I have a script that looks like this:
for x in ...; do
for y in ...; do
# run several commands which depends on x and y and requires a single GPU
# (I also need to specify which GPU to use)
command1 $x $y GPU0
command2 $x $y GPU0
done
done
# Some stuff after the loop
I have 4 GPUs. I want to make the loop parallel. I.e. for the current (x,y)
iteration, I want to wait until some GPU is available, run the commands, and go to the next iteration (without waiting for the current iteration to finish). How do I do this?
I know about flock
command, so I can create a lock file for each GPU and use it to control access to the GPU. But, as I understand, it requires me to know which GPU my current (x,y)
iteration plans to use.
And another concern is how to guarantee that at every iteration I use correct x
and y
. I.e., when we go to the next iteration, x
and y
change, and it must not be reflected in command1 $x $y GPU...

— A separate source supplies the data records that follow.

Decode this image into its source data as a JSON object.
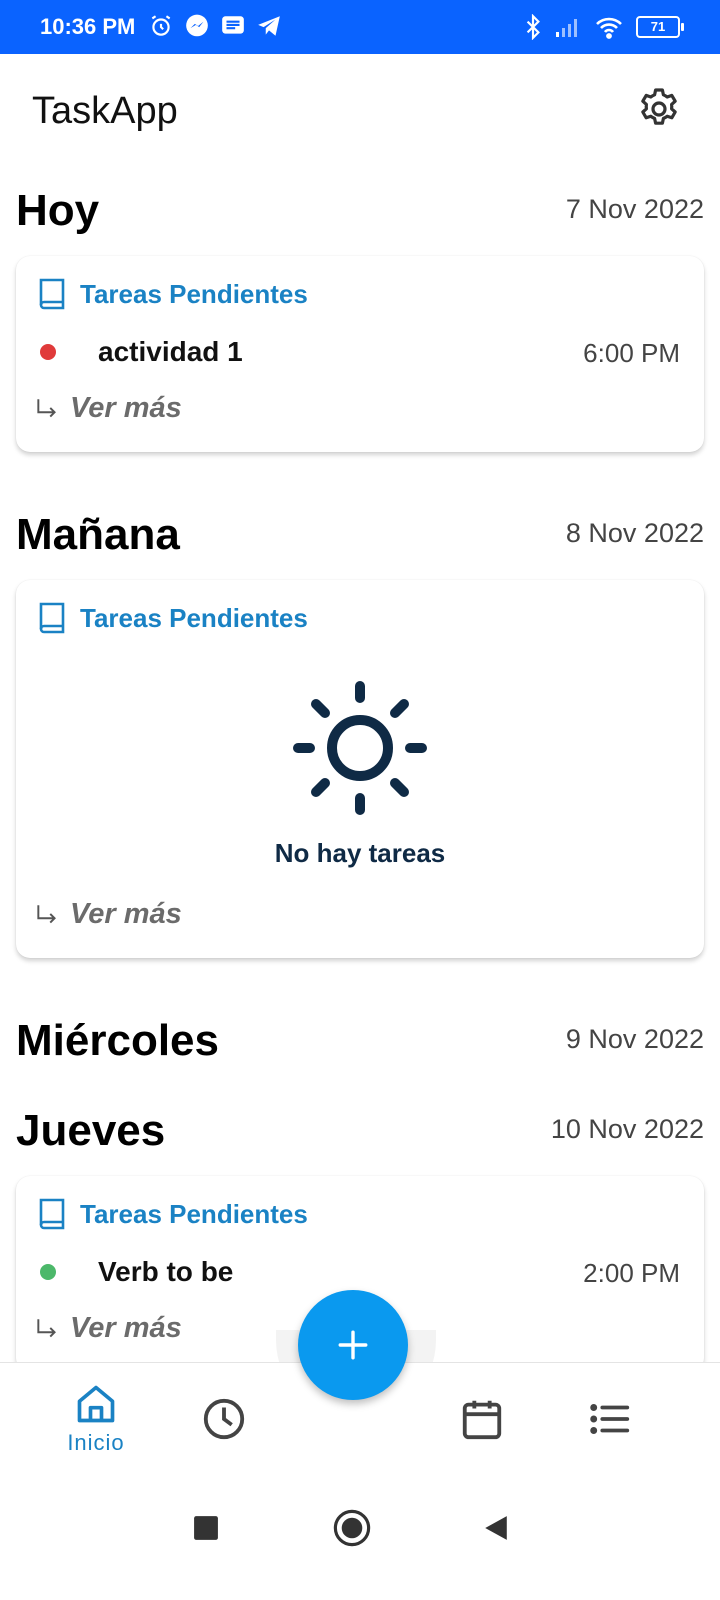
{
  "status_bar": {
    "time": "10:36 PM",
    "battery": "71",
    "left_icons": [
      "alarm-icon",
      "messenger-icon",
      "message-icon",
      "telegram-icon"
    ],
    "right_icons": [
      "bluetooth-icon",
      "signal-icon",
      "wifi-icon",
      "battery-icon"
    ]
  },
  "header": {
    "title": "TaskApp",
    "settings_icon": "gear-icon"
  },
  "days": [
    {
      "name": "Hoy",
      "date": "7 Nov 2022",
      "card": {
        "title": "Tareas Pendientes",
        "tasks": [
          {
            "name": "actividad 1",
            "time": "6:00 PM",
            "dot_color": "#e03a3a"
          }
        ],
        "more": "Ver más"
      }
    },
    {
      "name": "Mañana",
      "date": "8 Nov 2022",
      "card": {
        "title": "Tareas Pendientes",
        "empty": "No hay tareas",
        "more": "Ver más"
      }
    },
    {
      "name": "Miércoles",
      "date": "9 Nov 2022"
    },
    {
      "name": "Jueves",
      "date": "10 Nov 2022",
      "card": {
        "title": "Tareas Pendientes",
        "tasks": [
          {
            "name": "Verb to be",
            "time": "2:00 PM",
            "dot_color": "#4cb86a"
          }
        ],
        "more": "Ver más"
      }
    }
  ],
  "bottom_nav": {
    "items": [
      {
        "label": "Inicio",
        "icon": "home-icon",
        "active": true
      },
      {
        "label": "",
        "icon": "clock-icon"
      },
      {
        "label": "",
        "icon": "calendar-icon"
      },
      {
        "label": "",
        "icon": "list-icon"
      }
    ],
    "fab_icon": "plus-icon"
  },
  "colors": {
    "accent": "#1a82c4",
    "fab": "#0a99ef",
    "status_bar": "#0a63ff",
    "dark_icon": "#0f2a45"
  }
}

at the previous iteration.
If you have GNU Parallel:
parallel -j4 'echo Do {1} and {2} on GPU {%}; sleep 1.$RANDOM;' ::: a b c ::: X Y Z
To follow the progress use --lb
:
parallel -j4 --lb 'echo Do {1} and {2} on GPU {%}; sleep 1.$RANDOM; echo GPU {%} done' ::: a b c ::: X Y Z
To use variable in the command you need to be aware of quoting and exporting the variable:
a='a b ** $ < >'
export a
parallel 'echo "$a"' ::: test
For details see: https://www.gnu.org/software/parallel/man.html#quoting and https://www.gnu.org/software/parallel/man.html#example-using-shell-variables
If the content of the variable does not change when eval
ed, you can get away with not quoting:
a=ab
parallel echo $a ::: test